The AI Job Market Today
The AI job market spans 3,823 open positions across 15 role categories. The largest categories by volume: AI/ML Engineer (2,629), Data Scientist (322), AI Software Engineer (279). These three account for the majority of open positions, though smaller categories often have higher per-role compensation because of specialized skill requirements.
The seniority mix tells a story about where AI teams are in their maturity. Entry-level roles (112) are outnumbered by mid-level (1,798) and senior (1,516) positions, reflecting that most companies are past the 'build a team from scratch' phase and need experienced engineers who can ship production systems. Leadership roles (Director, VP, C-Level) total 397 positions, representing the bottleneck between technical execution and organizational strategy.
Remote work availability sits at 15% of all AI roles (590 positions), with 3,217 requiring on-site or hybrid attendance. The remote share has stabilized after the post-pandemic correction. Senior and specialized roles (Research Scientist, ML Architect) are more likely to be remote-eligible than entry-level positions, partly because experienced hires have more negotiating power and partly because these roles require less hands-on mentorship.

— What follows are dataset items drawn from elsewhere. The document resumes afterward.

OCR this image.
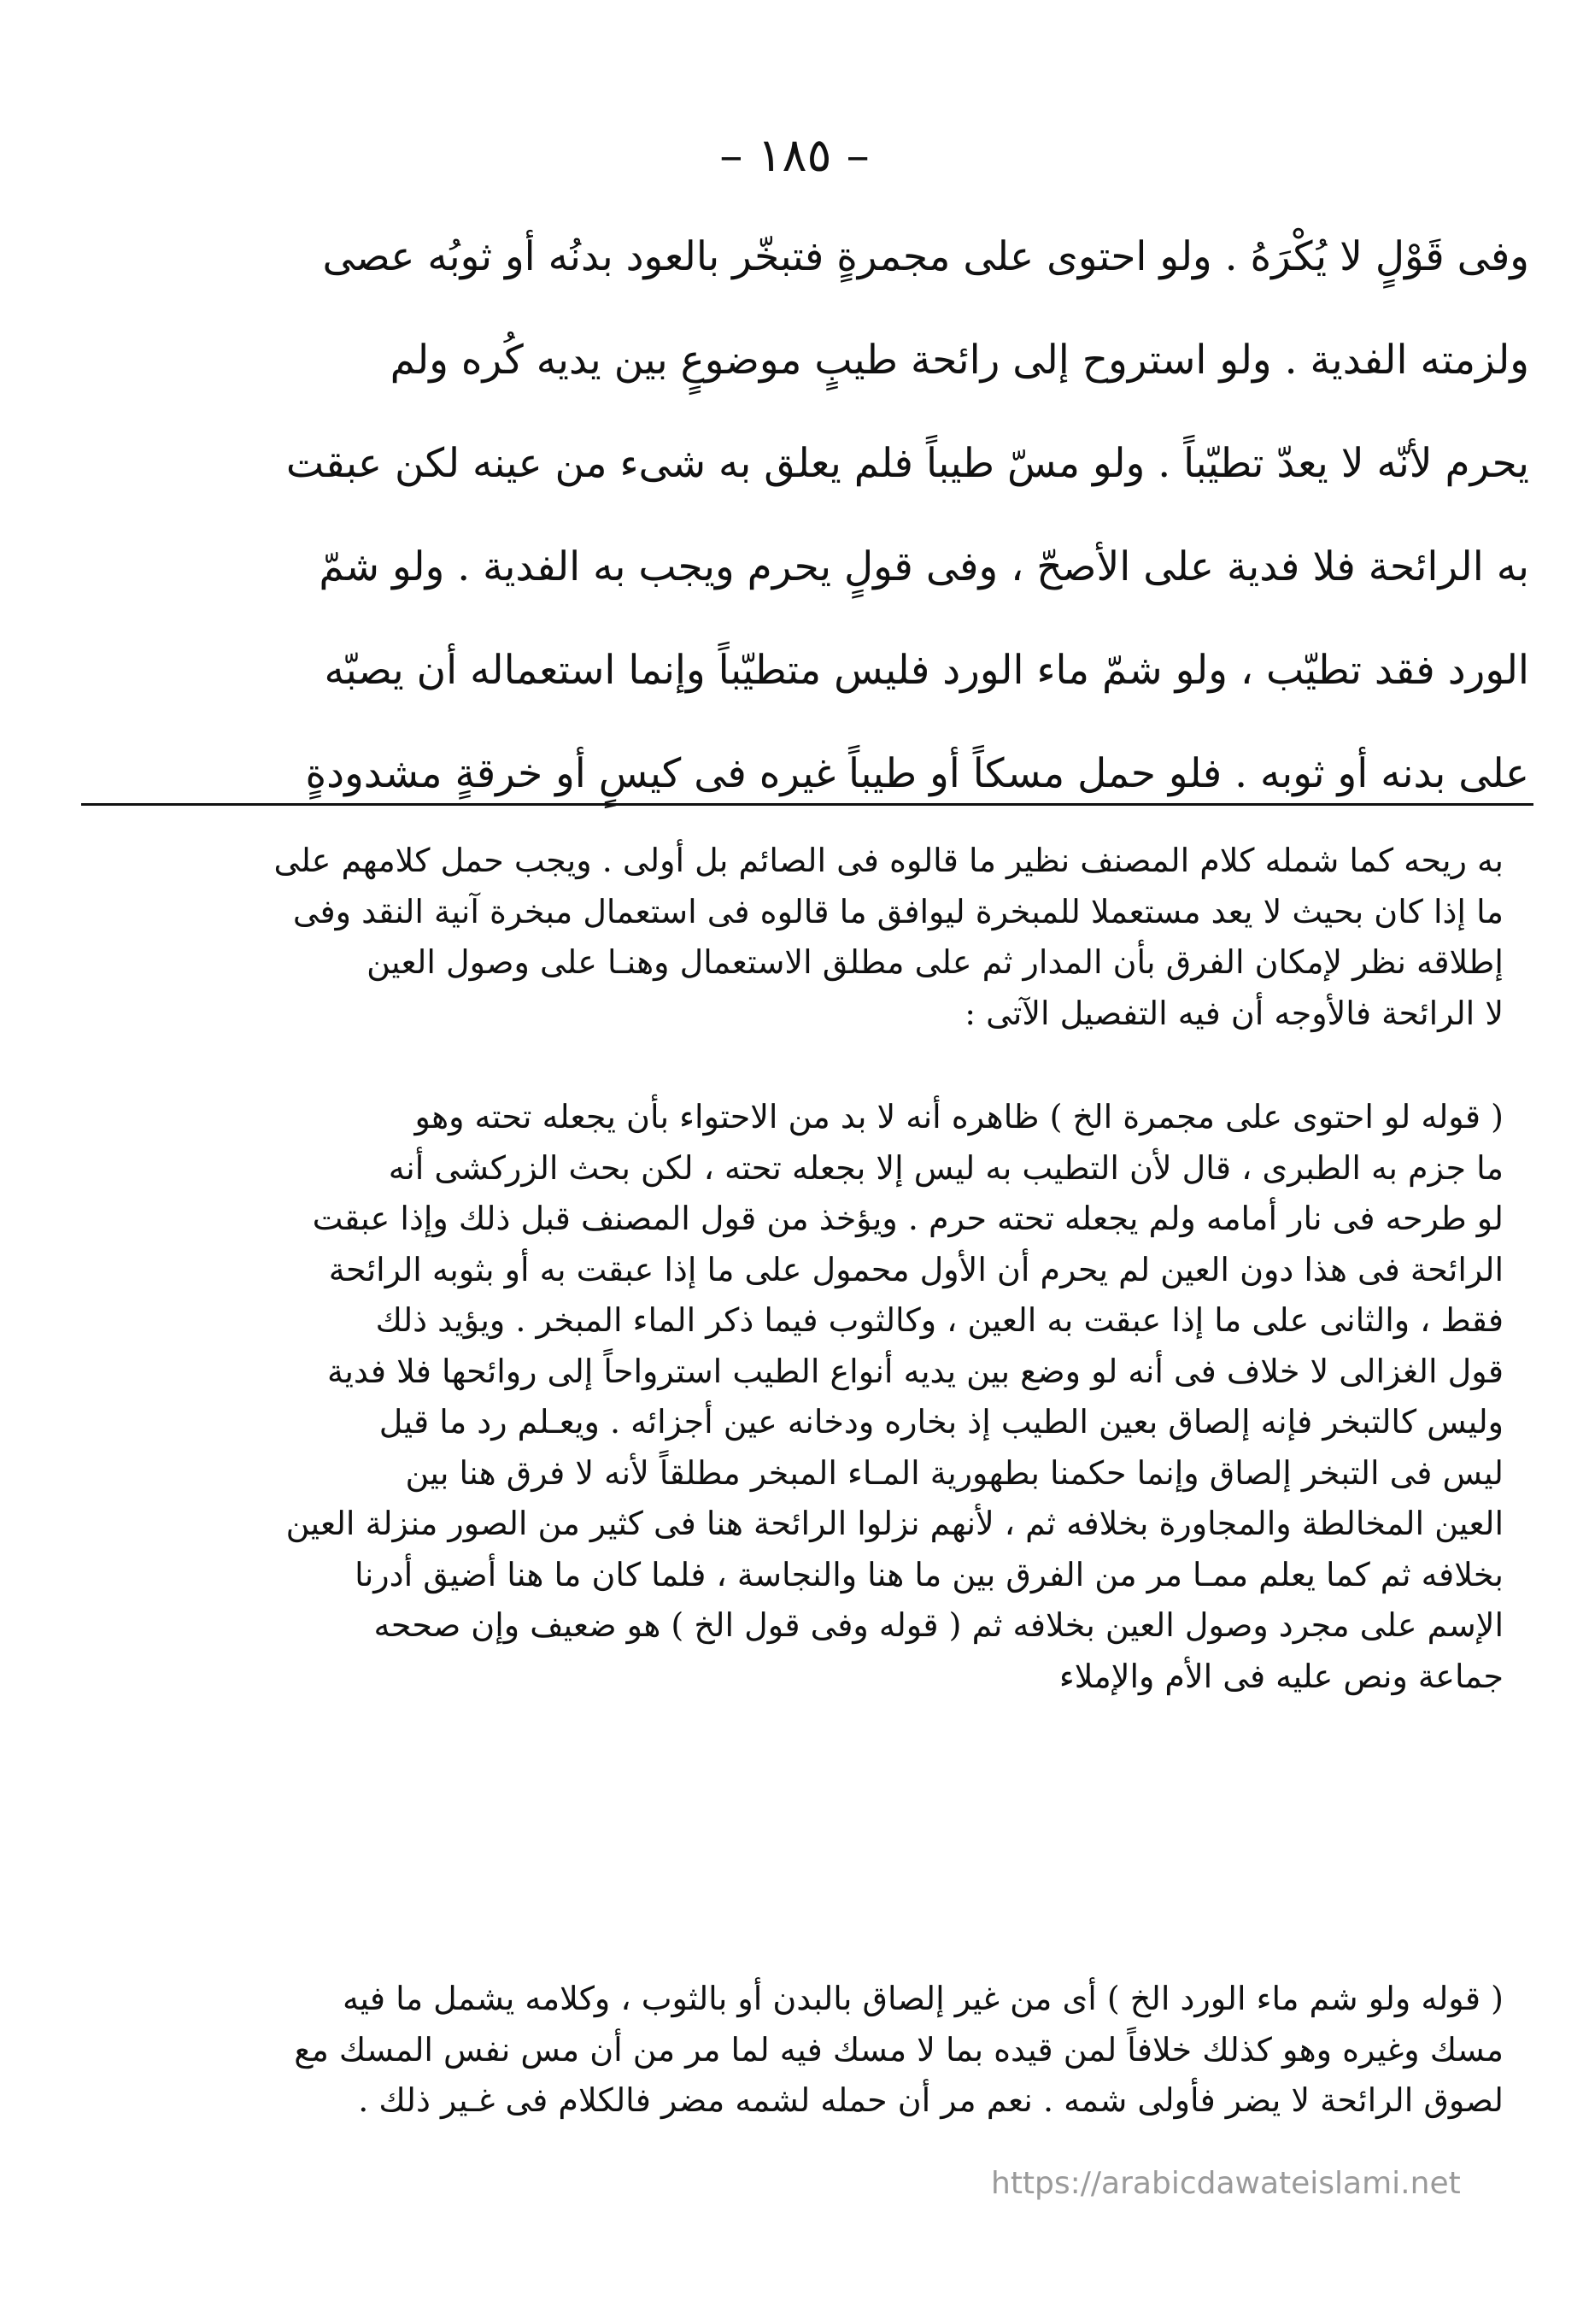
– ١٨٥ –
وفى قَوْلٍ لا يُكْرَهُ . ولو احتوى على مجمرةٍ فتبخّر بالعود بدنُه أو ثوبُه عصى
ولزمته الفدية . ولو استروح إلى رائحة طيبٍ موضوعٍ بين يديه كُره ولم
يحرم لأنّه لا يعدّ تطيّباً . ولو مسّ طيباً فلم يعلق به شىء من عينه لكن عبقت
به الرائحة فلا فدية على الأصحّ ، وفى قولٍ يحرم ويجب به الفدية . ولو شمّ
الورد فقد تطيّب ، ولو شمّ ماء الورد فليس متطيّباً وإنما استعماله أن يصبّه
على بدنه أو ثوبه . فلو حمل مسكاً أو طيباً غيره فى كيسٍ أو خرقةٍ مشدودةٍ
به ريحه كما شمله كلام المصنف نظير ما قالوه فى الصائم بل أولى . ويجب حمل كلامهم على
ما إذا كان بحيث لا يعد مستعملا للمبخرة ليوافق ما قالوه فى استعمال مبخرة آنية النقد وفى
إطلاقه نظر لإمكان الفرق بأن المدار ثم على مطلق الاستعمال وهنـا على وصول العين
لا الرائحة فالأوجه أن فيه التفصيل الآتى :
( قوله لو احتوى على مجمرة الخ ) ظاهره أنه لا بد من الاحتواء بأن يجعله تحته وهو
ما جزم به الطبرى ، قال لأن التطيب به ليس إلا بجعله تحته ، لكن بحث الزركشى أنه
لو طرحه فى نار أمامه ولم يجعله تحته حرم . ويؤخذ من قول المصنف قبل ذلك وإذا عبقت
الرائحة فى هذا دون العين لم يحرم أن الأول محمول على ما إذا عبقت به أو بثوبه الرائحة
فقط ، والثانى على ما إذا عبقت به العين ، وكالثوب فيما ذكر الماء المبخر . ويؤيد ذلك
قول الغزالى لا خلاف فى أنه لو وضع بين يديه أنواع الطيب استرواحاً إلى روائحها فلا فدية
وليس كالتبخر فإنه إلصاق بعين الطيب إذ بخاره ودخانه عين أجزائه . ويعـلم رد ما قيل
ليس فى التبخر إلصاق وإنما حكمنا بطهورية المـاء المبخر مطلقاً لأنه لا فرق هنا بين
العين المخالطة والمجاورة بخلافه ثم ، لأنهم نزلوا الرائحة هنا فى كثير من الصور منزلة العين
بخلافه ثم كما يعلم ممـا مر من الفرق بين ما هنا والنجاسة ، فلما كان ما هنا أضيق أدرنا
الإسم على مجرد وصول العين بخلافه ثم ( قوله وفى قول الخ ) هو ضعيف وإن صححه
جماعة ونص عليه فى الأم والإملاء
( قوله ولو شم ماء الورد الخ ) أى من غير إلصاق بالبدن أو بالثوب ، وكلامه يشمل ما فيه
مسك وغيره وهو كذلك خلافاً لمن قيده بما لا مسك فيه لما مر من أن مس نفس المسك مع
لصوق الرائحة لا يضر فأولى شمه . نعم مر أن حمله لشمه مضر فالكلام فى غـير ذلك .
https://arabicdawateislami.net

AI compensation is structured in clear tiers. The market median sits at $200,100. Top-quartile roles start at $253,500, and the 90th percentile reaches $307,500. These figures include base salary with disclosed compensation. Total compensation (including equity, bonuses, and sign-on) runs 20-40% higher at companies that offer those components.
Category matters for compensation. AI Engineering Manager roles lead at $275,000 median, while Prompt Engineer roles sit at $140,000. The spread between highest and lowest-paying categories reflects the premium on specialized technical skills versus broader analytical roles.
The most in-demand skills across all AI postings: Python (1,979 postings), Aws (1,190 postings), Azure (899 postings), Rag (839 postings), Gcp (726 postings), Pytorch (595 postings), Prompt Engineering (595 postings), Claude (540 postings). Python dominates, appearing in the vast majority of role descriptions regardless of category. Cloud platform experience (AWS, GCP, Azure) is the second most common requirement. The newer entrants to the top skills list (RAG, vector databases, LLM APIs) reflect the shift from traditional ML toward generative AI applications.